Tolkien3

A Tolkien Bestiary (1978)

David Day has turned literary criticism of Tolkien into a career, having penned ten books on Middle Earth since 1978. He has a knack for breaking down Tolkien’s more arcane bits of history into easy to understand language, and I appreciate him for that. This was the first, A Tolkien Bestiary (1978) and it’s reference book format is one Day would use several more times.

Calling it a Bestiary is a bit of a misnomer, as plenty of space is given over to chronologies and genealogies (reflecting one of Tolkien’s own particular obsessions). In the alphabetical entries, there are easily as many devoted to the various ethnic groups of Men (Black Numenoreans, Corsairs, etc) as there are those exploring the various critters of Middle Earth. Which is fine, if a bit dizzying. Still, reading through it, you’ll come away with a richer understanding of Tolkien’s world.

The book is lavishly illustrated.

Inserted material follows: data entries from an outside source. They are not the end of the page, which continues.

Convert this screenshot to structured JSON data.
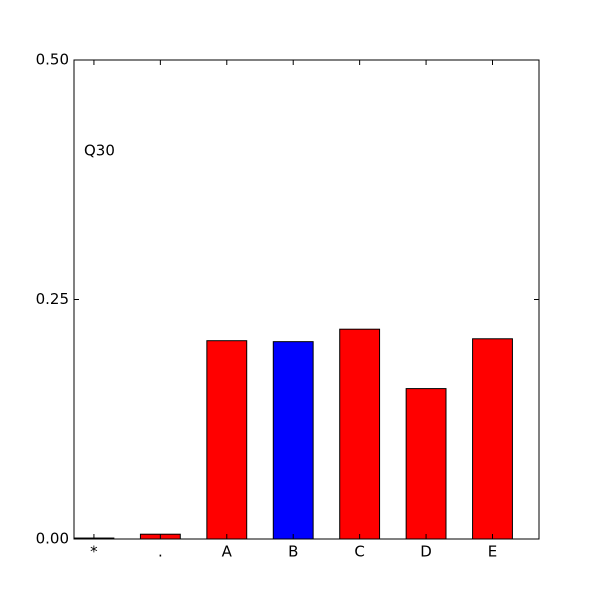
{
  "chart_data": {
    "type": "bar",
    "annotation": "Q30",
    "categories": [
      "*",
      ".",
      "A",
      "B",
      "C",
      "D",
      "E"
    ],
    "values": [
      0.001,
      0.005,
      0.207,
      0.206,
      0.219,
      0.157,
      0.209
    ],
    "colors": [
      "#ff0000",
      "#ff0000",
      "#ff0000",
      "#0000ff",
      "#ff0000",
      "#ff0000",
      "#ff0000"
    ],
    "ylim": [
      0,
      0.5
    ],
    "yticks": [
      {
        "value": 0,
        "label": "0.00"
      },
      {
        "value": 0.25,
        "label": "0.25"
      },
      {
        "value": 0.5,
        "label": "0.50"
      }
    ],
    "grid": false
  }
}
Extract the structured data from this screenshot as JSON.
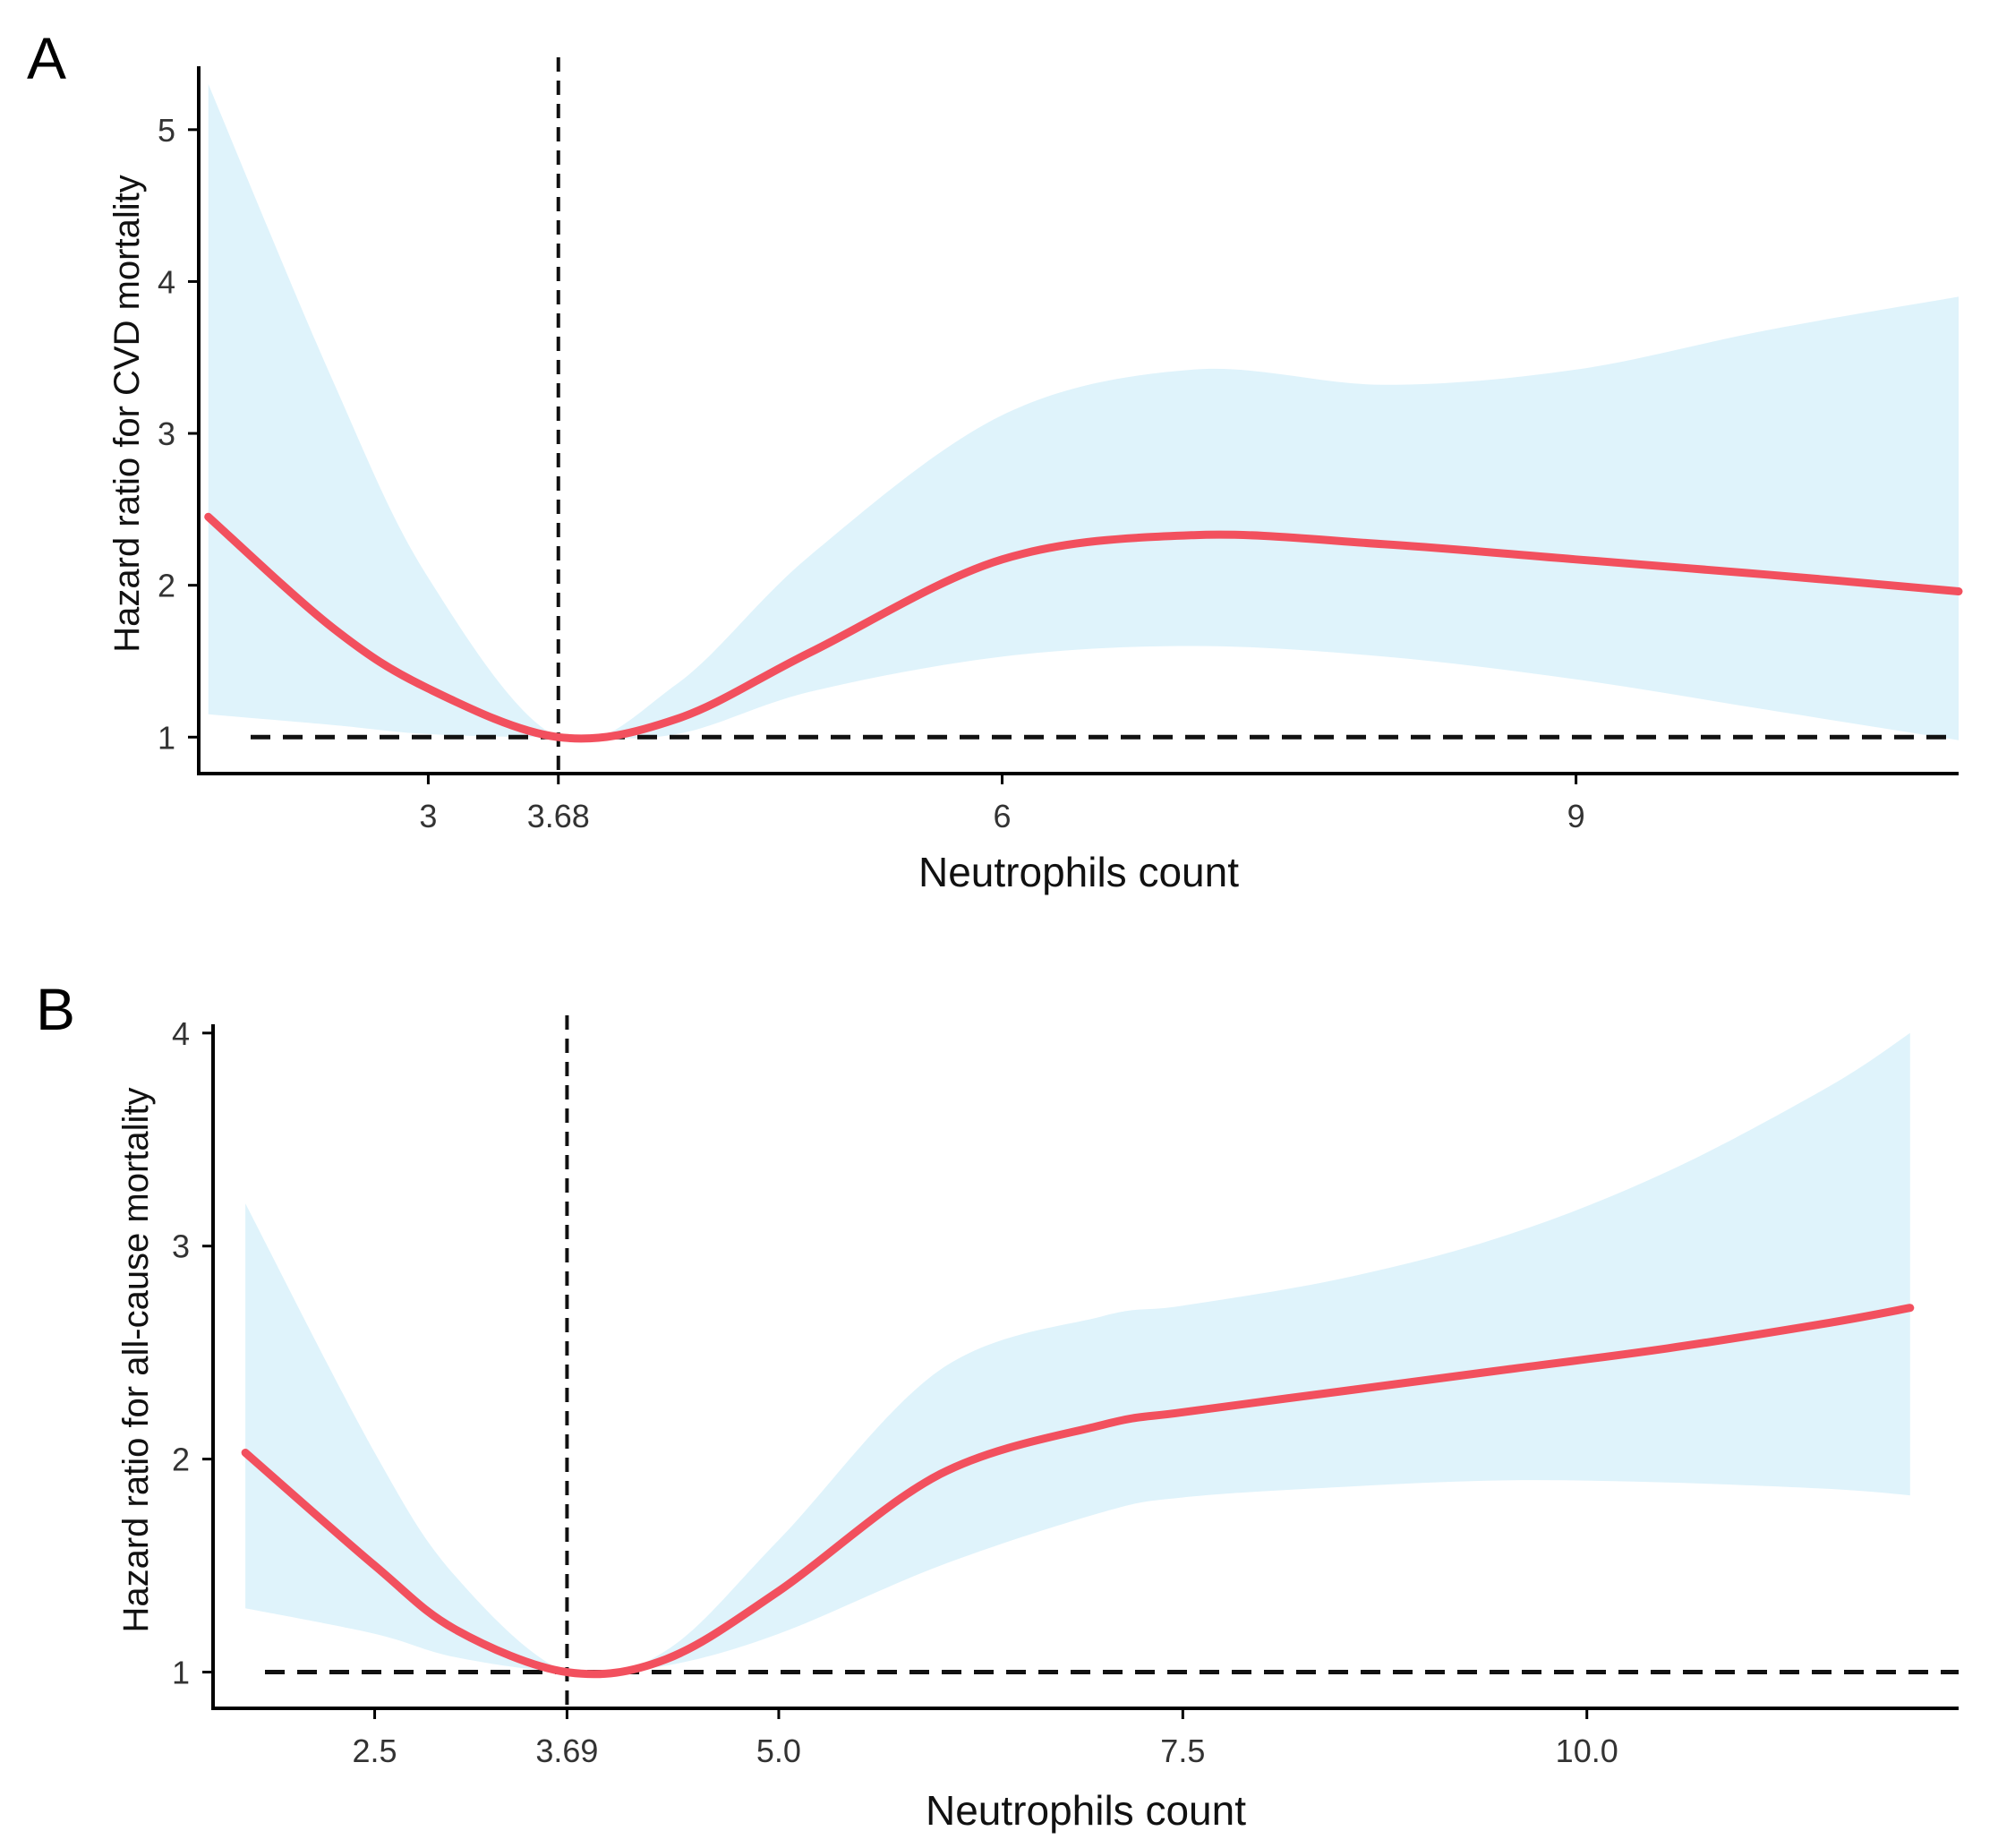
{
  "chart_data": [
    {
      "type": "line",
      "panel_label": "A",
      "xlabel": "Neutrophils count",
      "ylabel": "Hazard ratio for CVD mortality",
      "xlim": [
        1.8,
        11.0
      ],
      "ylim": [
        0.76,
        5.5
      ],
      "x_ticks": [
        3,
        6,
        9
      ],
      "x_tick_labels": [
        "3",
        "6",
        "9"
      ],
      "y_ticks": [
        1,
        2,
        3,
        4,
        5
      ],
      "y_tick_labels": [
        "1",
        "2",
        "3",
        "4",
        "5"
      ],
      "reference_x": 3.68,
      "reference_x_label": "3.68",
      "reference_y": 1,
      "colors": {
        "line": "#f2505e",
        "band": "#dff3fb",
        "reference": "#111111"
      },
      "series": [
        {
          "name": "Hazard ratio",
          "x": [
            1.85,
            2.5,
            3.0,
            3.68,
            4.3,
            5.0,
            6.0,
            7.0,
            8.0,
            9.0,
            10.0,
            11.0
          ],
          "y": [
            2.45,
            1.72,
            1.32,
            1.0,
            1.12,
            1.56,
            2.17,
            2.33,
            2.27,
            2.17,
            2.07,
            1.96
          ],
          "lower": [
            1.15,
            1.08,
            1.02,
            1.0,
            1.02,
            1.3,
            1.53,
            1.6,
            1.53,
            1.38,
            1.18,
            0.98
          ],
          "upper": [
            5.3,
            3.35,
            2.05,
            1.0,
            1.35,
            2.2,
            3.12,
            3.42,
            3.32,
            3.42,
            3.68,
            3.9
          ]
        }
      ]
    },
    {
      "type": "line",
      "panel_label": "B",
      "xlabel": "Neutrophils count",
      "ylabel": "Hazard ratio for all-cause mortality",
      "xlim": [
        1.5,
        12.3
      ],
      "ylim": [
        0.83,
        4.1
      ],
      "x_ticks": [
        2.5,
        5.0,
        7.5,
        10.0
      ],
      "x_tick_labels": [
        "2.5",
        "5.0",
        "7.5",
        "10.0"
      ],
      "y_ticks": [
        1,
        2,
        3,
        4
      ],
      "y_tick_labels": [
        "1",
        "2",
        "3",
        "4"
      ],
      "reference_x": 3.69,
      "reference_x_label": "3.69",
      "reference_y": 1,
      "colors": {
        "line": "#f2505e",
        "band": "#dff3fb",
        "reference": "#111111"
      },
      "series": [
        {
          "name": "Hazard ratio",
          "x": [
            1.7,
            2.5,
            3.0,
            3.69,
            4.3,
            5.0,
            6.0,
            7.0,
            7.5,
            8.5,
            9.5,
            10.5,
            11.5,
            12.0
          ],
          "y": [
            2.03,
            1.5,
            1.2,
            1.0,
            1.06,
            1.38,
            1.93,
            2.16,
            2.22,
            2.32,
            2.42,
            2.52,
            2.64,
            2.71
          ],
          "lower": [
            1.3,
            1.18,
            1.07,
            1.0,
            1.03,
            1.18,
            1.5,
            1.75,
            1.82,
            1.87,
            1.9,
            1.89,
            1.86,
            1.83
          ],
          "upper": [
            3.2,
            2.03,
            1.45,
            1.0,
            1.1,
            1.62,
            2.42,
            2.67,
            2.72,
            2.85,
            3.05,
            3.35,
            3.75,
            4.0
          ]
        }
      ]
    }
  ]
}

There’s lots of great art – John Blanche’s Bosche-like landscapes, Lidia Postma’s feral looking Gollum, Alan Curless’ macabre Nazgul – but Ian Miller steals the show. Utterly. There are several pages of his dragons, each weirder and pointier than the last. His orcs are magnificently creepy. Look at that haunted cave troll! And he did a barrow wight (the creep next to Gollum)! Dude is a powerhouse.